As the minutes tick by I'm glued to the multi-meter watching the voltage slowly climb, repeatedly running out the front, rotating the panel to face the sun. (There is some debate about whether it is better to spend money on mechanical trackers or on more static PV panels instead. However manual tracking is free... if a complete pain in the back-side.) It gets to 10am, time to start work, and the solar charger is still disconnecting the load. I use my last few minutes of laptop battery to skype in to the office for the morning meeting and then, with a sad face, I plug the laptop into the mains. I've broken my mains-free diet. And what's even more irritating is it's a gloriously sunny day. There's probably enough power coming off the PV panel to run the laptop directly, but I'm not set up to do that... yet. Digital-Resilience #fail.

I'm hoping the battery will get enough charge over the weekend to see me through next week. Until I've built my office-cum-shed with the south-facing roof in the garden, I've got nothing to attach the PV panel to in a permanent way.

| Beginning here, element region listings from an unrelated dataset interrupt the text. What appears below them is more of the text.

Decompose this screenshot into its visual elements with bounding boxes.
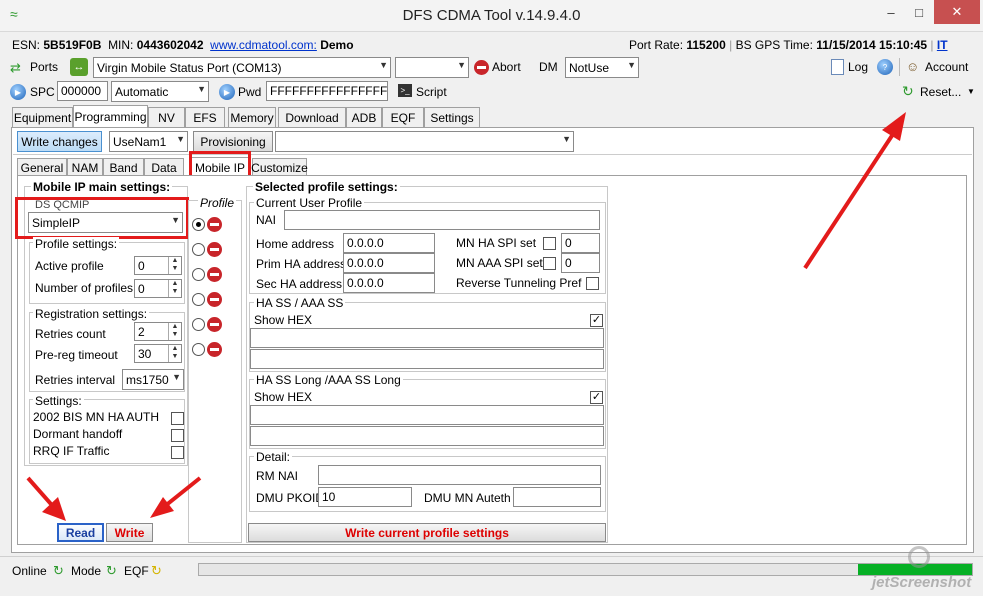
watermark-icon — [908, 546, 930, 568]
arrow-to-write — [150, 476, 202, 518]
arrow-to-reset — [803, 112, 906, 270]
annotation-arrows — [26, 112, 906, 521]
watermark: jetScreenshot — [872, 574, 972, 591]
arrow-to-read — [26, 476, 66, 521]
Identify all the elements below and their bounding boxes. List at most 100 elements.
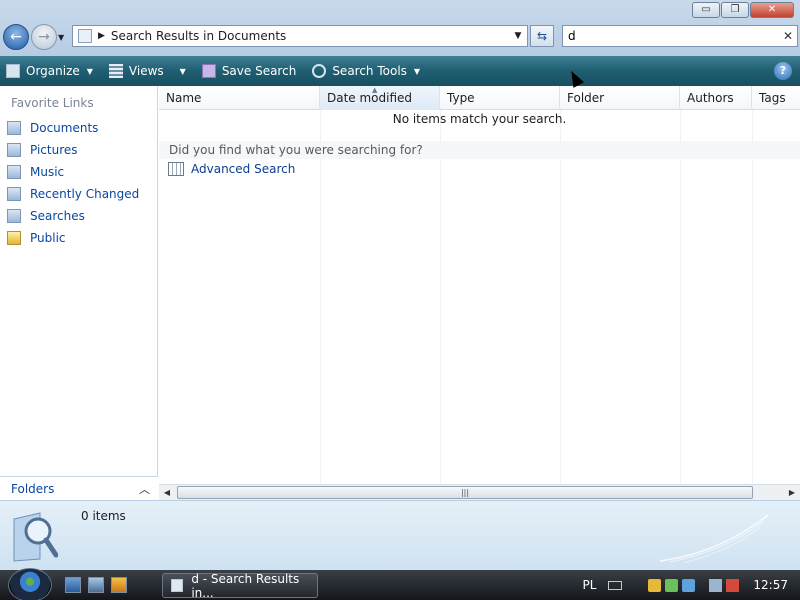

We're away for the weekend and I'm worried the panel might go for a walk if I leave it out in the garden so it's currently inside standing vertical against a west-facing window. Knowing the PV panel is less than optimally placed is taking some of the joy out of the fabulous sunshine we're having today. I did try and persuade the family to bring the battery and panel away with us. They think I'm obsessed. Luckily for family relations the panel is too big to fit in the boot of the car and the battery is too heavy to carry on the train.

If I make even more gridbeam I could, in true agile fashion, just make the roof of the shed.